Your cooking skills are rough. And they will get worse before they get better. I know because I have eaten the burnt rice, the quinoa that could crack a tooth, and the Hamburger Helper meals that managed to morph into pureed cheeseburger just by being in the oven. I’ve had more than my fair share of pots boiling over, Styrofoam melting in the microwave, and a meal consisting solely of a raw onion. You are likely at the point in life where you have accepted rice will always be dry and crunchy.
Many people will tell you that cooking is fun, and that it can be relaxing. You will feel stressed because “for Pete’s sake I’m twenty-six and can only cook noodles some of the time without them being either mushy or still crunchy, or stuck in the pot.” You will feel like it is impossible and everyone knows some trick that you don’t. Feeling like an idiot in the kitchen and grocery store will get you down, sure, but don’t let it hold you back. You will at one point feel like a failure as a woman, because people stereotypically expect you to know your way around a kitchen. And when you don’t they will be surprised and you will be surprised at how much failing to meet that expectation stings your confidence. Keep on trying and know that you are fully capable of learning how to cook decent food if you give yourself enough chances.
People will tell you that they will teach you how to cook. Don’t be discouraged when their idea of teaching you to cook is giving you a recipe they love. Someday you will be able to look at that recipe and know how to do it, but it takes practice and patience and time. They will tell you it is easy, but you look at the recipe and see at least six ingredients and start to panic. But there will be a day when you stop stressing so much about how many ingredients a recipe requires, and instead look at how they are combined and how complicated the process is, rather than just focusing on how long the grocery list is.
What I’m finally starting to accept now is that my cooking disasters in the past (what you are living through now) can be lessons about how to do it better the next time. Cooking takes time, and I am very slow and cautious not to make even the slightest errors. But being so slow and cautious can also lead to burnt meals, or very dry meals that have been cooking too long. I’ve learned through all these trial and error meals that even for well-seasoned chefs, not everything turns out exactly how they want it. Not everything looks beautiful strait out of the oven. And most recipes taste nothing like the finished product if you taste them before they are finished.

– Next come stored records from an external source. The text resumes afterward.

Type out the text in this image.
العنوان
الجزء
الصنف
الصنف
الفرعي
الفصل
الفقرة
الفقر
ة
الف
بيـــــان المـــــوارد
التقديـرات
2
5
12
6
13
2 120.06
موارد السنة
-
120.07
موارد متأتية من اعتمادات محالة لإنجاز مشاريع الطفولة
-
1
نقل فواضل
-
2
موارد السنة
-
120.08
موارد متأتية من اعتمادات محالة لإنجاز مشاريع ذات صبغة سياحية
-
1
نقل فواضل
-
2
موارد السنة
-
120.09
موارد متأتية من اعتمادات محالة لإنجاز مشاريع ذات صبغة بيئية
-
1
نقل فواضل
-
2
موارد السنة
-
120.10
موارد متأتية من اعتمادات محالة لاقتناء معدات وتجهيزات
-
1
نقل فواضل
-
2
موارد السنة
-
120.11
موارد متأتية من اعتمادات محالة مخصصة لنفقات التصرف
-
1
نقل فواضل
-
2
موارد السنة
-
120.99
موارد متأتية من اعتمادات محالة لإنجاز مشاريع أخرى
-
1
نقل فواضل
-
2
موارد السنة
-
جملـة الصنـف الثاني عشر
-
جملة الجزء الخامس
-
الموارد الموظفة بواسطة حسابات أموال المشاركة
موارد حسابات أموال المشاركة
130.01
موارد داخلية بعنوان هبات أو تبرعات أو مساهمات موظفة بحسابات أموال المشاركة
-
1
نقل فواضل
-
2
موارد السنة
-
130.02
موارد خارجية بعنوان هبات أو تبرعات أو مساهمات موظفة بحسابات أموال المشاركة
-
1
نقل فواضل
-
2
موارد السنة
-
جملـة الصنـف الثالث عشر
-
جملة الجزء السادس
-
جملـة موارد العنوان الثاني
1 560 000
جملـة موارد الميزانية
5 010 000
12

I still wouldn’t consider myself a good cook. I still have cooking disasters now and again. And I still feel like an impostor in the grocery store that has no idea how to pick out decent vegetables. But the important thing is to keep trying. I try to keep pushing myself out of the noodle comfort zone because life is more than just pasta. There are all kinds of foods to eat and cook, and I do still believe that variety adds spice to life. I still have to tell myself not to give up on it; one day I hope to say I can feed myself well, without feeling like my confidence has been rattled. I’m at the point today where I see cooking as a challenge. One that I can do well if I give myself a break and don’t hold all the mistakes of my cooking past with me.